Robotic engineers are well aware of the practical and theoretical difficulties surrounding the epistemic problem of identifying environmental disturbing factors which jeopardize the normal working of robotic systems. A strategy of heuristic which is often applied to address this epistemic problem is to make concrete environments in which robotic systems will be immerses as similar as possible to ideal situations in which suitable behavioral regularities are believed to hold. This strategy of heuristic relies on the fact that any consistent (non-contradictory) set of statements T admits a model, in the usual sense of the word 'model' which is adopted in mathematical logic.
More specifically, if T is a consistent set of sentences, then there is an interpretation of T, relative to some domain of objects and relations, which makes true all the sentences of T. This strategy of heuristic can be rationally reconstructed as a process involving two main steps.
1. Idealized domains of objects and relations are introduced, such that the desired regularities concerning robotic behaviors are true when interpreted in those domains;
2. The concrete environments in which robots will be immersed are modified in order to make them as similar as possible to the idealized domains introduced in the previous step.

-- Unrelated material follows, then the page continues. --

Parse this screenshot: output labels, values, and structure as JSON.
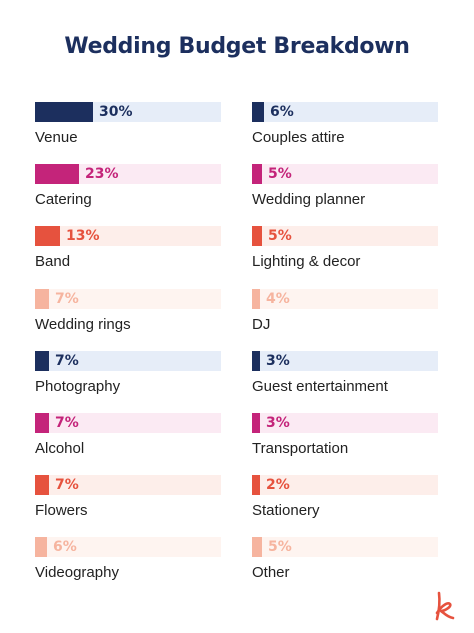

One extensively applies the above strategy in order to enforce ideal-world conditions which exclude “disturbing factors” while preserving task compliance conditions in industrial automation. Since human workers are a major source of dynamic changes and disturbing factors impinging on industrial robot behaviors, a robot “segregation” policy is generally pursued to achieve quasi-static and more easily predictable robot environments: factory workers and robots are often confined to different workspaces, and their mutual interactions are severely limited or altogether excluded.